This transactional guarantee enables implementing complex business logic involving multiple documents atomically. For example, a stored procedure can read account balances, validate business rules, and update multiple documents knowing that if any step fails, previous changes rollback. This prevents partial updates that could corrupt data integrity.

The partition scope limitation is important – stored procedures cannot operate on documents across different partition keys in a single transaction. This aligns with Cosmos DB’s distributed architecture where partitions may be on different physical nodes. Transactions within a partition can be implemented efficiently without distributed coordination overhead.

Implementation best practices include designing partition keys to enable transactions on related documents, implementing idempotent stored procedures for safe retry, using continuation tokens for operations on large document sets, and returning meaningful results indicating success or specific failure reasons.

Performance considerations include execution timeout limits (default 5 seconds, configurable up to 60 seconds), request unit consumption for all operations in the transaction, and avoiding long-running transactions that could block partition resources.

Manual transaction management isn’t available in Cosmos DB’s programming model. Application-level retry handles transient failures but doesn’t provide atomicity. Optimistic concurrency with ETags prevents concurrent modification conflicts but doesn’t create transactions. Only implicit transaction scope in stored procedures guarantees atomic multi-document operations.

Q152

You need to implement Azure Functions with Circuit Breaker pattern for external API calls.
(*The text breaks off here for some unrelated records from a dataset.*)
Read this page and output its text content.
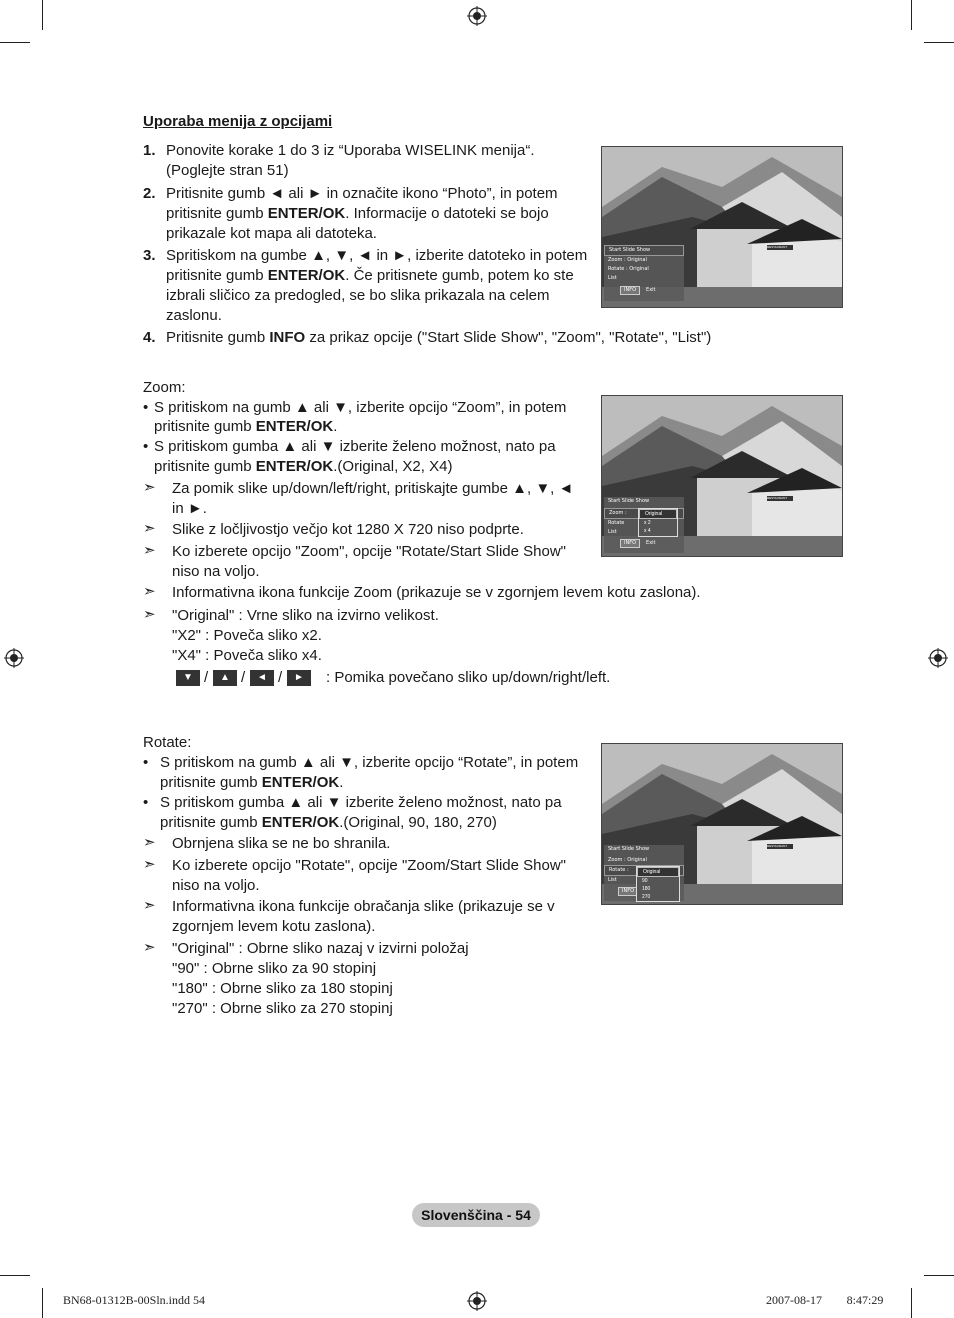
Uporaba menija z opcijami
1. Ponovite korake 1 do 3 iz “Uporaba WISELINK menija“.
(Poglejte stran 51)
2. Pritisnite gumb ◄ ali ► in označite ikono “Photo”, in potem
pritisnite gumb ENTER/OK. Informacije o datoteki se bojo
prikazale kot mapa ali datoteka.
3. Spritiskom na gumbe ▲, ▼, ◄ in ►, izberite datoteko in potem
pritisnite gumb ENTER/OK. Če pritisnete gumb, potem ko ste
izbrali sličico za predogled, se bo slika prikazala na celem
zaslonu.
4. Pritisnite gumb INFO za prikaz opcije ("Start Slide Show", "Zoom", "Rotate", "List")
RESTAURANT
Start Slide Show
Zoom : Original
Rotate : Original
List
INFO Exit
Zoom:
• S pritiskom na gumb ▲ ali ▼, izberite opcijo “Zoom”, in potem
pritisnite gumb ENTER/OK.
• S pritiskom gumba ▲ ali ▼ izberite želeno možnost, nato pa
pritisnite gumb ENTER/OK.(Original, X2, X4)
➣ Za pomik slike up/down/left/right, pritiskajte gumbe ▲, ▼, ◄
in ►.
➣ Slike z ločljivostjo večjo kot 1280 X 720 niso podprte.
➣ Ko izberete opcijo "Zoom", opcije "Rotate/Start Slide Show"
niso na voljo.
➣ Informativna ikona funkcije Zoom (prikazuje se v zgornjem levem kotu zaslona).
➣ "Original" : Vrne sliko na izvirno velikost.
"X2" : Poveča sliko x2.
"X4" : Poveča sliko x4.
▼ /	▲ /	◄ /	►	: Pomika povečano sliko up/down/right/left.
RESTAURANT
Start Slide Show
Zoom :
Rotate
List
INFO Exit
Original
x 2
x 4
Rotate:
• S pritiskom na gumb ▲ ali ▼, izberite opcijo “Rotate”, in potem
pritisnite gumb ENTER/OK.
• S pritiskom gumba ▲ ali ▼ izberite želeno možnost, nato pa
pritisnite gumb ENTER/OK.(Original, 90, 180, 270)
➣ Obrnjena slika se ne bo shranila.
➣ Ko izberete opcijo "Rotate", opcije "Zoom/Start Slide Show"
niso na voljo.
➣ Informativna ikona funkcije obračanja slike (prikazuje se v
zgornjem levem kotu zaslona).
➣ "Original" : Obrne sliko nazaj v izvirni položaj
"90" : Obrne sliko za 90 stopinj
"180" : Obrne sliko za 180 stopinj
"270" : Obrne sliko za 270 stopinj
RESTAURANT
Start Slide Show
Zoom : Original
Rotate :
List
INFO
Original
90
180
270
Slovenščina - 54
BN68-01312B-00Sln.indd 54	2007-08-17 ￿￿ 8:47:29
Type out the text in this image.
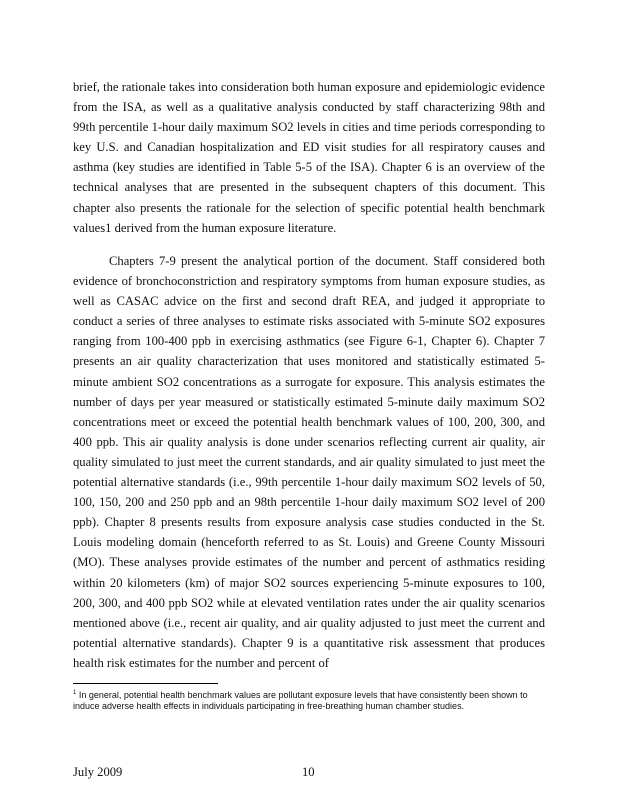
brief, the rationale takes into consideration both human exposure and epidemiologic evidence from the ISA, as well as a qualitative analysis conducted by staff characterizing 98th and 99th percentile 1-hour daily maximum SO2 levels in cities and time periods corresponding to key U.S. and Canadian hospitalization and ED visit studies for all respiratory causes and asthma (key studies are identified in Table 5-5 of the ISA). Chapter 6 is an overview of the technical analyses that are presented in the subsequent chapters of this document. This chapter also presents the rationale for the selection of specific potential health benchmark values1 derived from the human exposure literature.

Chapters 7-9 present the analytical portion of the document. Staff considered both evidence of bronchoconstriction and respiratory symptoms from human exposure studies, as well as CASAC advice on the first and second draft REA, and judged it appropriate to conduct a series of three analyses to estimate risks associated with 5-minute SO2 exposures ranging from 100-400 ppb in exercising asthmatics (see Figure 6-1, Chapter 6). Chapter 7 presents an air quality characterization that uses monitored and statistically estimated 5-minute ambient SO2 concentrations as a surrogate for exposure. This analysis estimates the number of days per year measured or statistically estimated 5-minute daily maximum SO2 concentrations meet or exceed the potential health benchmark values of 100, 200, 300, and 400 ppb. This air quality analysis is done under scenarios reflecting current air quality, air quality simulated to just meet the current standards, and air quality simulated to just meet the potential alternative standards (i.e., 99th percentile 1-hour daily maximum SO2 levels of 50, 100, 150, 200 and 250 ppb and an 98th percentile 1-hour daily maximum SO2 level of 200 ppb). Chapter 8 presents results from exposure analysis case studies conducted in the St. Louis modeling domain (henceforth referred to as St. Louis) and Greene County Missouri (MO). These analyses provide estimates of the number and percent of asthmatics residing within 20 kilometers (km) of major SO2 sources experiencing 5-minute exposures to 100, 200, 300, and 400 ppb SO2 while at elevated ventilation rates under the air quality scenarios mentioned above (i.e., recent air quality, and air quality adjusted to just meet the current and potential alternative standards). Chapter 9 is a quantitative risk assessment that produces health risk estimates for the number and percent of

$^1$ In general, potential health benchmark values are pollutant exposure levels that have consistently been shown to induce adverse health effects in individuals participating in free-breathing human chamber studies.

July 2009	10
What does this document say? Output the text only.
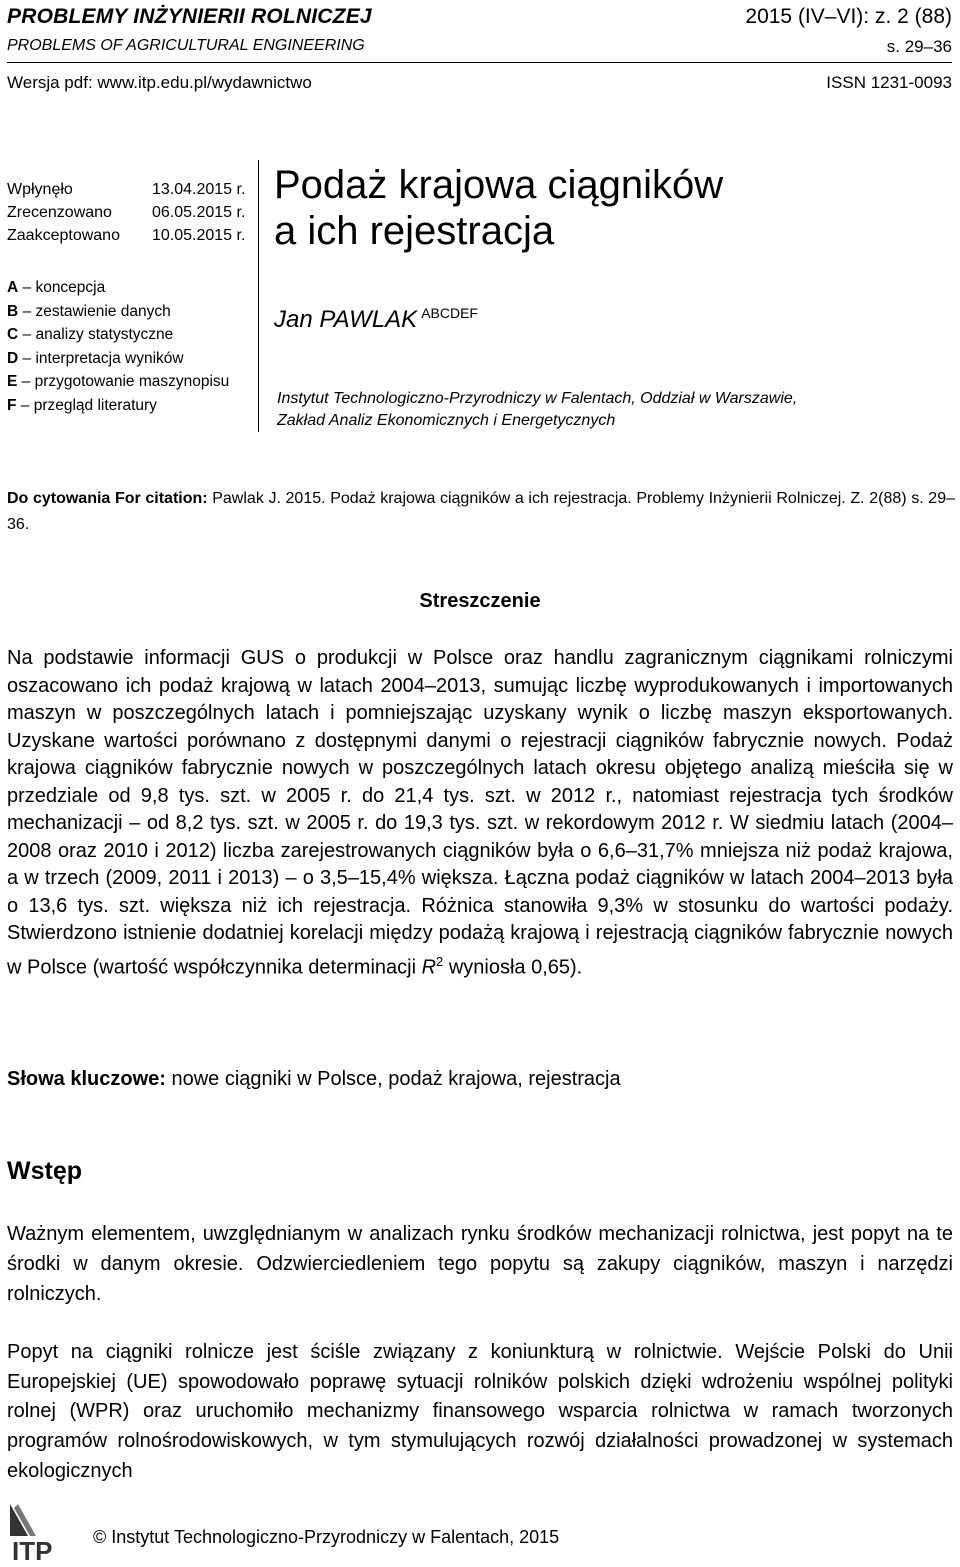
PROBLEMY INŻYNIERII ROLNICZEJ
PROBLEMS OF AGRICULTURAL ENGINEERING
2015 (IV–VI): z. 2 (88)
s. 29–36
Wersja pdf: www.itp.edu.pl/wydawnictwo	ISSN 1231-0093
Wpłynęło	13.04.2015 r.
Zrecenzowano	06.05.2015 r.
Zaakceptowano	10.05.2015 r.
A – koncepcja
B – zestawienie danych
C – analizy statystyczne
D – interpretacja wyników
E – przygotowanie maszynopisu
F – przegląd literatury
Podaż krajowa ciągników
a ich rejestracja
Jan PAWLAK $^{ABCDEF}$
Instytut Technologiczno-Przyrodniczy w Falentach, Oddział w Warszawie,
Zakład Analiz Ekonomicznych i Energetycznych
Do cytowania For citation: Pawlak J. 2015. Podaż krajowa ciągników a ich rejestracja. Problemy Inżynierii Rolniczej. Z. 2(88) s. 29–36.
Streszczenie
Na podstawie informacji GUS o produkcji w Polsce oraz handlu zagranicznym ciągnikami rolniczymi oszacowano ich podaż krajową w latach 2004–2013, sumując liczbę wyprodukowanych i importowanych maszyn w poszczególnych latach i pomniejszając uzyskany wynik o liczbę maszyn eksportowanych. Uzyskane wartości porównano z dostępnymi danymi o rejestracji ciągników fabrycznie nowych. Podaż krajowa ciągników fabrycznie nowych w poszczególnych latach okresu objętego analizą mieściła się w przedziale od 9,8 tys. szt. w 2005 r. do 21,4 tys. szt. w 2012 r., natomiast rejestracja tych środków mechanizacji – od 8,2 tys. szt. w 2005 r. do 19,3 tys. szt. w rekordowym 2012 r. W siedmiu latach (2004–2008 oraz 2010 i 2012) liczba zarejestrowanych ciągników była o 6,6–31,7% mniejsza niż podaż krajowa, a w trzech (2009, 2011 i 2013) – o 3,5–15,4% większa. Łączna podaż ciągników w latach 2004–2013 była o 13,6 tys. szt. większa niż ich rejestracja. Różnica stanowiła 9,3% w stosunku do wartości podaży. Stwierdzono istnienie dodatniej korelacji między podażą krajową i rejestracją ciągników fabrycznie nowych w Polsce (wartość współczynnika determinacji $R^2$ wyniosła 0,65).
Słowa kluczowe: nowe ciągniki w Polsce, podaż krajowa, rejestracja
Wstęp
Ważnym elementem, uwzględnianym w analizach rynku środków mechanizacji rolnictwa, jest popyt na te środki w danym okresie. Odzwierciedleniem tego popytu są zakupy ciągników, maszyn i narzędzi rolniczych.
Popyt na ciągniki rolnicze jest ściśle związany z koniunkturą w rolnictwie. Wejście Polski do Unii Europejskiej (UE) spowodowało poprawę sytuacji rolników polskich dzięki wdrożeniu wspólnej polityki rolnej (WPR) oraz uruchomiło mechanizmy finansowego wsparcia rolnictwa w ramach tworzonych programów rolnośrodowiskowych, w tym stymulujących rozwój działalności prowadzonej w systemach ekologicznych
ITP © Instytut Technologiczno-Przyrodniczy w Falentach, 2015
What should you use?

A) Manual circuit breaker implementation in function code

B) Polly library with circuit breaker policy

C) Azure API Management circuit breaker

D) Retry policy in host.json

Answer: B

Explanation:

Polly library with circuit breaker policy provides a robust, well-tested implementation of the circuit breaker pattern with flexible configuration, enabling your Azure Functions to handle failing external services gracefully without manual implementation complexity.

Polly is a .NET resilience and transient fault-handling library providing policies including retry, circuit breaker, timeout, bulkhead isolation, and fallback. The circuit breaker policy monitors for consecutive failures, opening the circuit after a threshold is reached to prevent further calls to failing services. After a timeout period, the circuit moves to half-open, testing if the service recovered. Successful calls close the circuit, resuming normal operation.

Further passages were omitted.